On the specific input of Rovers’ managerial team, he added: “The gaffer and Strachs have helped me massively.
“Since they have come in, I think I have personally come on a lot.
“There are a lot of things I don’t think are necessarily wrong, but that they think I can improve. It’s little things they tell you that just help your game massively and give you more time and space.
“They have looked at my game and picked individual things for me to do better.
“I’ve been working on mainly body shape and getting on the ball, rather than chasing the ball. It’s about staying away from the game a little bit and giving myself a little bit more space to move it quicker. They have also worked on me switching play.”
The investing of so much faith by Ferguson and Strachan – and others – in the development of Middleton is a real barometer of how highly that boyhood Rovers fan is rated by those in the know at the Keepmoat.
The evolution of the young midfielder, who was the club’s development squad captain last term, has been refined during a breakthrough campaign, which has seen him take responsibility, mature physically and find his voice on the pitch.

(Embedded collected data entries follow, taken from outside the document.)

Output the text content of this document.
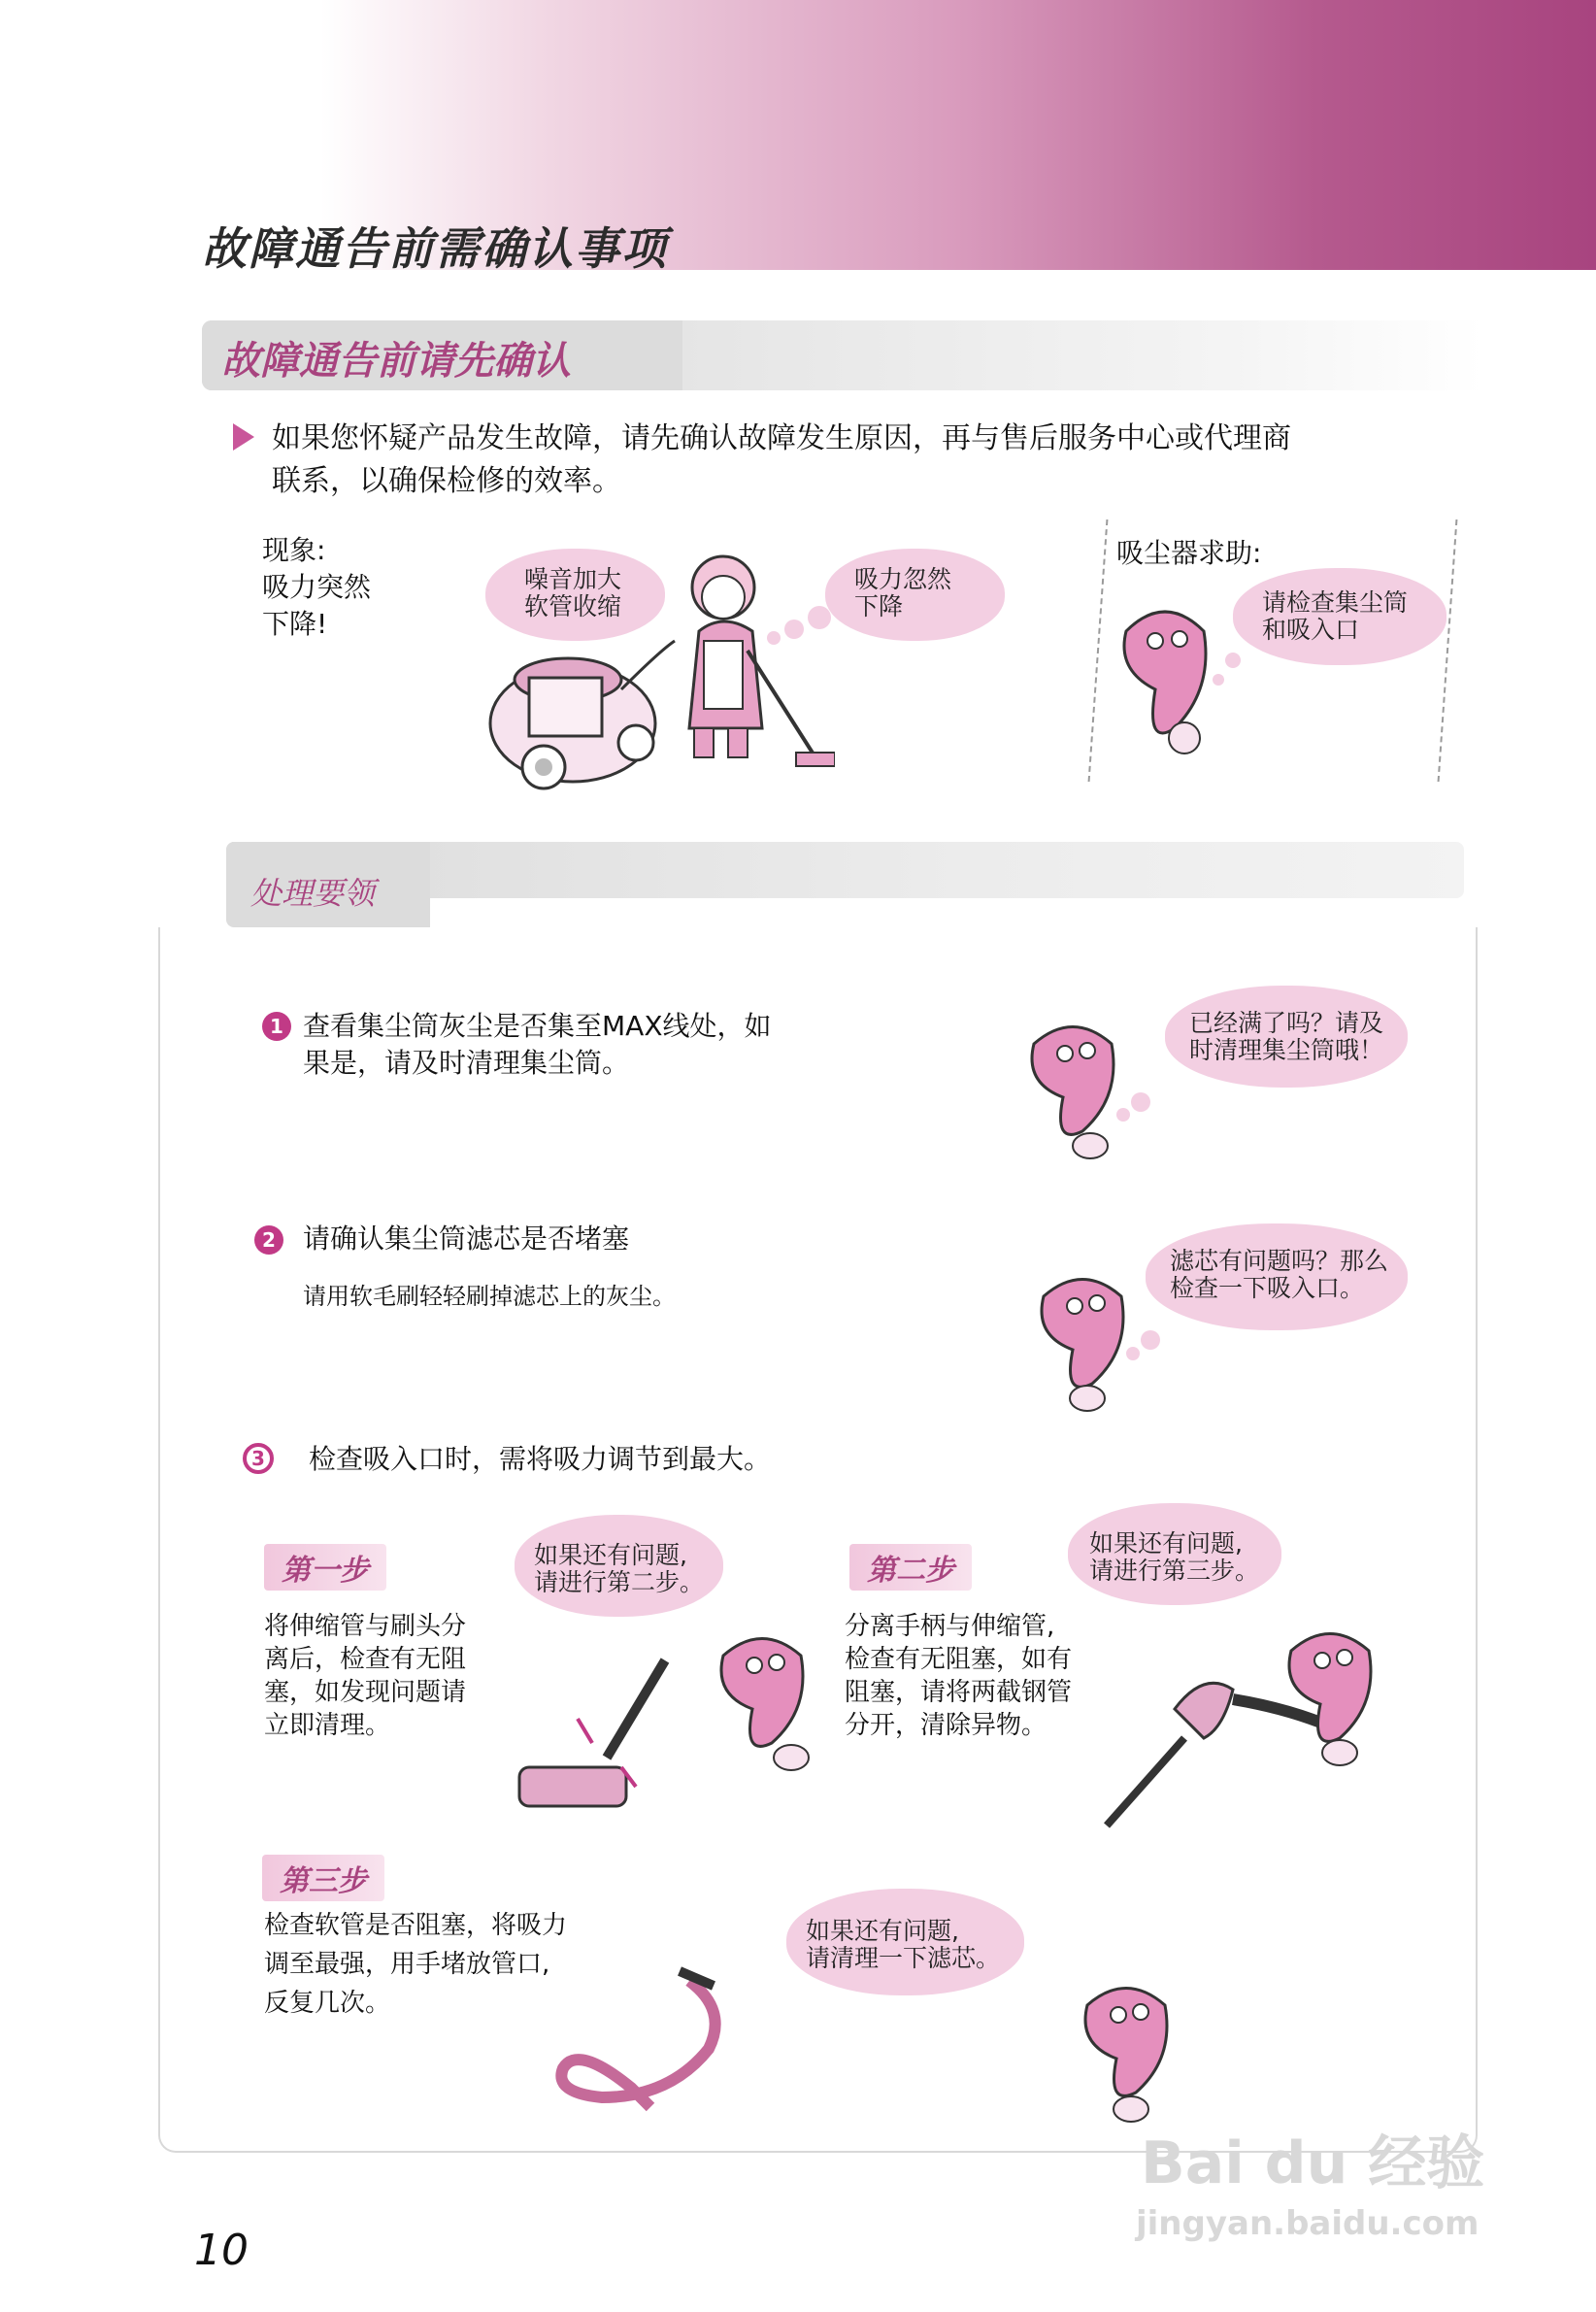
故障通告前需确认事项
故障通告前请先确认
如果您怀疑产品发生故障，请先确认故障发生原因，再与售后服务中心或代理商
联系，以确保检修的效率。
现象:
吸力突然
下降!
噪音加大
软管收缩
吸力忽然
下降
吸尘器求助:
请检查集尘筒
和吸入口
处理要领
1 查看集尘筒灰尘是否集至MAX线处，如
果是，请及时清理集尘筒。
已经满了吗？请及
时清理集尘筒哦！
2 请确认集尘筒滤芯是否堵塞
请用软毛刷轻轻刷掉滤芯上的灰尘。
滤芯有问题吗？那么
检查一下吸入口。
3	检查吸入口时，需将吸力调节到最大。
第一步
将伸缩管与刷头分
离后，检查有无阻
塞，如发现问题请
立即清理。
如果还有问题,
请进行第二步。	第二步
分离手柄与伸缩管,
检查有无阻塞，如有
阻塞，请将两截钢管
分开，清除异物。
如果还有问题,
请进行第三步。
第三步
检查软管是否阻塞，将吸力
调至最强，用手堵放管口,
反复几次。
如果还有问题,
请清理一下滤芯。
10
Bai du 经验
jingyan.baidu.com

He is the first to admit that he is by no means the finished article, with improving his goals ratio being a clear box to tick, but the likelihood is that they will arrive in time.
He added: “This season was big for me to break in as best I could.
“Personally, I think it has gone well for me. Obviously, before the season, I was aiming to be involved more than last time and I have been involved a lot more than I anticipated, which has been really good.
“Performance-wise, I think I have got better as games have gone on. I just think I just need to add more goals and assists to start affecting games more.
“But it is the first season where I have felt part of a team rather than a young lad coming in. I am hoping that is showing.
“I am more confident in my own ability really. Whereas a year or two ago, I was just holding back a little bit as I wasn’t sure if I could cope or play well.”
As someone who used to watch Rovers from the terraces as a youngster at Belle Vue, when the derby fare included the likes of Scarborough, York City and Mansfield Town, he appreciates that having the Blades as local rivals has moved things to a different stratosphere.
While Rovers have aspirations down the line to return to the second tier following two spells there in their recent history, the pressure on the Blades to end their own Championship exile is of the heavy-duty variety.
Now in their fifth campaign in League One, the Bramall Lane outfit’s penance at this level has been a wholly excruciating one for Unitedites.
The Blades’ massed followers at the Keepmoat this afternoon need no reminding of their ignominious position of 11th and neither does manager Nigel Adkins either.
If they are to somehow end their stint in League One, you sense much of it will be down to a man Rovers know well in Billy Sharp, who proved a big crowd favourite during his productive spells at the club.
Not that Rovers will be wanting to witness too much of the Sharp prowess today.
Middleton said: “Sheffield United are a massive club who will be disappointed where they are. They have got some good players and a big fan-base. They should be up there.
“Their main player is Billy Sharp and he’s been here a long time and everyone knows what he’s about. He scores goals and even if he is not playing brilliantly, he is always a threat throughout.
“If you switch off for half-a-second, he’s is going to punish you and is probably their main threat.”